E la verginità delle consacrate e dei consacrati è il tangibile, puntuale riverbero dell’amore infinito che lega i Tre in piena, perfetta unità. E’ l’amore incarnato dal Figlio fino all’insuperabile dono della vita. E’ l’amore “riversato nei nostri cuori per mezzo dello Spirito Santo (Rm 5,5), che stimola ad una risposta di obbedienza al Padre per la vita dei fratelli. Nel donare tutto il proprio cuore a Dio, la consacrata o il consacrato non si sente espropriato del suo bene più caro – la capacità di amare – ma si vede restituito un cuore extra-large, spalancato sui membri della comunità. Dilatato ai tanti poveri, e perfino a coloro che si ostinano implacabilmente ad affliggerci.
Non avere più tempo per pensare a sé risulta segno tangibile che le proprie durezze si sono ormai sciolte come cubetti di ghiaccio tra le mani. Non restringere il bene a quanti ci vogliono bene è valida tessera di garanzia che assicura la maturazione di un cuore, tutto imbevuto di tenerezza e di inossidabile misericordia. Un cuore purificato e intimamente pacificato che ride a Dio, perché Dio ride a lui. Scrivi, sorella, fratello: “Qui è perfetta letizia”. E tu ti ritrovi come un’anfora traboccante di felicità. Sentirsi amati dall’Amore, riamarlo e farlo amare fa sussultare le proprie viscere di irrefrenabile allegria. Fa letteralmente scoppiare il cuore di gioia. Si verifica così la promessa di Gesù, venuto a portare la vita e la vita in abbondanza, secondo una misura pigiata, scossa e traboccante.
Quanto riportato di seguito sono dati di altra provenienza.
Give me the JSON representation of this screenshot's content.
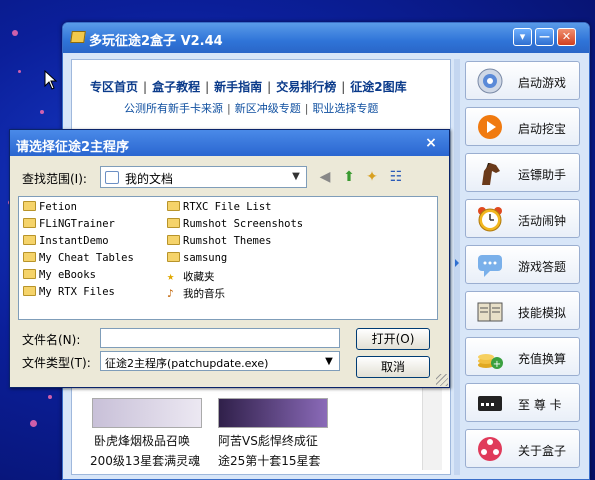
{
  "app": {
    "title": "多玩征途2盒子 V2.44",
    "nav_primary": [
      "专区首页",
      "盒子教程",
      "新手指南",
      "交易排行榜",
      "征途2图库"
    ],
    "nav_secondary": [
      "公测所有新手卡来源",
      "新区冲级专题",
      "职业选择专题"
    ],
    "articles": [
      {
        "line1": "卧虎烽烟极品召唤",
        "line2": "200级13星套满灵魂"
      },
      {
        "line1": "阿苦VS彪悍终成征",
        "line2": "途25第十套15星套"
      }
    ]
  },
  "sidebar": [
    {
      "label": "启动游戏",
      "icon": "gear-icon"
    },
    {
      "label": "启动挖宝",
      "icon": "play-icon"
    },
    {
      "label": "运镖助手",
      "icon": "horse-icon"
    },
    {
      "label": "活动闹钟",
      "icon": "alarm-clock-icon"
    },
    {
      "label": "游戏答题",
      "icon": "chat-bubble-icon"
    },
    {
      "label": "技能模拟",
      "icon": "book-icon"
    },
    {
      "label": "充值换算",
      "icon": "coins-icon"
    },
    {
      "label": "至 尊 卡",
      "icon": "card-icon"
    },
    {
      "label": "关于盒子",
      "icon": "about-icon"
    }
  ],
  "dialog": {
    "title": "请选择征途2主程序",
    "look_in_label": "查找范围(I):",
    "look_in_value": "我的文档",
    "files_col1": [
      "Fetion",
      "FLiNGTrainer",
      "InstantDemo",
      "My Cheat Tables",
      "My eBooks",
      "My RTX Files"
    ],
    "files_col2": [
      "RTXC File List",
      "Rumshot Screenshots",
      "Rumshot Themes",
      "samsung",
      "收藏夹",
      "我的音乐"
    ],
    "filename_label": "文件名(N):",
    "filename_value": "",
    "filetype_label": "文件类型(T):",
    "filetype_value": "征途2主程序(patchupdate.exe)",
    "open_button": "打开(O)",
    "cancel_button": "取消",
    "close_glyph": "×"
  },
  "colors": {
    "accent": "#2f6fd0",
    "window_bg": "#d8e6f8",
    "dialog_bg": "#ece9d8"
  }
}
La vita consacrata è futuro. Non sfugge a nessuno l’intensa diakonia che le famiglie religiose esprimono sul territorio a favore della vita minacciata o indifesa: a favore dei malati; degli anziani; dei bambini, dalla scuola dell’infanzia alle superiori. Se le forme di questo prezioso ‘servizio alla vita’ sono cambiate in passato, e in futuro potranno ancora cambiare, c’è un servizio insostituibile che voi esprimete al di là dell’attività specifica o del vostro ministero. E’ la testimonianza dell’Assoluto di Dio. In questo senso la vita consacrata rappresenta una ‘segnaletica stradale’ chiara e sicura per la sua meta irrinunciabile: far volgere verso Dio lo sguardo di quanti hanno il compito di far lievitare la storia, impastandola con il fermento del Vangelo.
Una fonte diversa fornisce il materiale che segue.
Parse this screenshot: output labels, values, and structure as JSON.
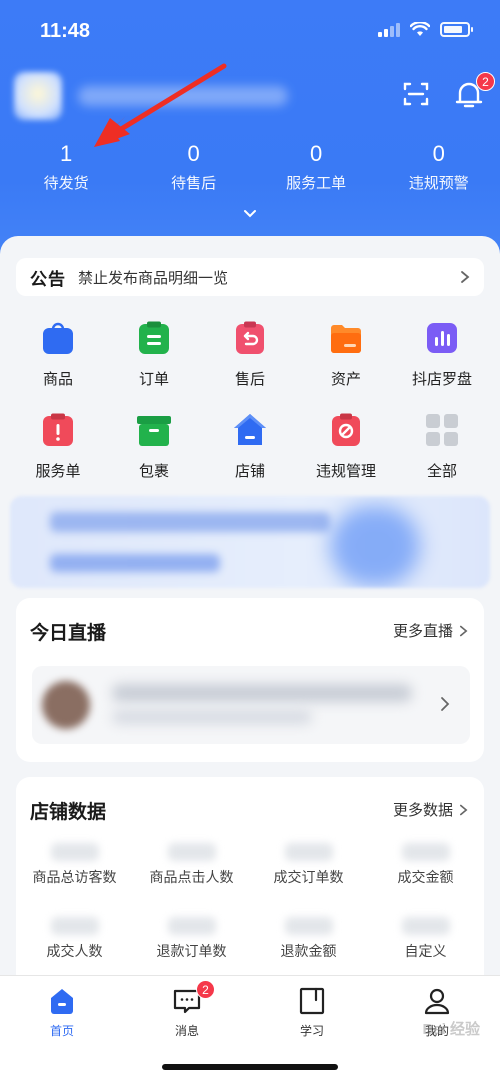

Carissime Sorelle, cari Fratelli, voi non avete solo una glorioso passato da raccontare. Avete un luminoso futuro da costruire. Per questo vi preghiamo: fateci vedere una testimonianza più radicale e paradossale, meno scontata e scolorita, dei valori della preghiera, della povertà, di una fraternità limpida e cordiale, di una disponibilità gratuita e appassionata, in una parola di una generosa e gioiosa sequela evangelica. E fateci ridere gli occhi nel farci vedere la vostra gioia. Come il segno più trasparente e convincente che non vi siete pentiti di esservi donati e consacrati all’Amore. L’Amore inesauribile e intramontabile. L’Amore senza fine e senza confine.